When the Maiken crew posted their observations online, scientists jumped at the news: Undersea eruptions probbly occur dozens of times a year, but they are mostly in remote places or at extreme depths, so they are rarely witnessed by humans. Greg Vaughan, a geologist with NASA’s Jet Propulsion Laboratory, says, “We decided right then that we needed to get in there and get some satellite data.” NASA’s ASTER and MODIS instruments captured bird’s-eye views of the new island, allowing researchers to gauge the temperature of the heated waters surrounding it and track the giant pumice rafts that the volcano had spewed out. By Vaughan’s estimation, it was the first time scientists had ever been able to study an island-forming eruption with images from space.
Meanwhile, volcanologist Scott Bryan of Kingston University in London was gunning for a research expedition to the island before it disappeared. Many new volcanic islands are ephemeral, lasting only months before disappearing again under the sea. “Ultimately, it’s a battle between the frequency and volume of eruptions and the wave action taking it back down to sea level,” says Bryan. The type of material that erupts also affects an island’s life span. True lava forms more enduring structures—like Surtsey in Iceland, which broke through surface waters in 1963 and remains exposed today—while islands of mostly pumice and ash are quickly torn down by the waves.

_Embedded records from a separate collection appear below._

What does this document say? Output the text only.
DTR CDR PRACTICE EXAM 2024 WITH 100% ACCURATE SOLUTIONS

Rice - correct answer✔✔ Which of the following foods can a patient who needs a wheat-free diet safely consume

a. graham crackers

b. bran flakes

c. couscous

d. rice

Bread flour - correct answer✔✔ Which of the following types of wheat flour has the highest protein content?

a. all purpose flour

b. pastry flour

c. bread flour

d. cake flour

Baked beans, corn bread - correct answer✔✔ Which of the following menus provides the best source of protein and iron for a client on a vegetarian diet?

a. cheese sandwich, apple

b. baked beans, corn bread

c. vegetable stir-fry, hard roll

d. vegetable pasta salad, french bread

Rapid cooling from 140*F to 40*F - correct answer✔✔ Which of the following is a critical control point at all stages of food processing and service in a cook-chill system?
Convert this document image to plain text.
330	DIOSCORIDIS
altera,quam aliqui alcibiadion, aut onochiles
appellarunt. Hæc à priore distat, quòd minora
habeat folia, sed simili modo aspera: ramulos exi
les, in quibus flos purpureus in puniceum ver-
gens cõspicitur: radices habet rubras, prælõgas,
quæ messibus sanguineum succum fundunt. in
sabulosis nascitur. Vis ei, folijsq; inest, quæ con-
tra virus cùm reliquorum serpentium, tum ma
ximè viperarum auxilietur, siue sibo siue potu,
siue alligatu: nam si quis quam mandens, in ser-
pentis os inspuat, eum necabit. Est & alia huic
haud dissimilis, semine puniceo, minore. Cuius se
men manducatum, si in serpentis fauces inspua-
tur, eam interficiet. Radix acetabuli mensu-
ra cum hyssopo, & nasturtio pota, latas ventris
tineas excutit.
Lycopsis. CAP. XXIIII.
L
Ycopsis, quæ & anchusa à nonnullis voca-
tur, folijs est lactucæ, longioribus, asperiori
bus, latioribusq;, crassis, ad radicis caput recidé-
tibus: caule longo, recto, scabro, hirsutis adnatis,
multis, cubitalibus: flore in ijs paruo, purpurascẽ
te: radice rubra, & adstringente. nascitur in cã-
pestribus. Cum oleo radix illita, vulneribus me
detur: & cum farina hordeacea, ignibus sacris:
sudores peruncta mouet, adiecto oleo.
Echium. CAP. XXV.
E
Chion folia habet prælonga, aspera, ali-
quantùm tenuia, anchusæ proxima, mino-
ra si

That didn’t bode well for Fransson’s find. When Bryan finally reached the site this February, he found that the new island—originally over a tenth of a mile square—had already nearly washed away. The rotten-egg smell of sulfur dioxide gas hinted that magma was still cooling inside. Although sea conditions were too rough to make landfall, Bryan was able to collect water samples near the volcano for chemical analysis, which is currently under way. By now, he says, a shallow seamount is probably all that remains of the surprise island at Home Reef.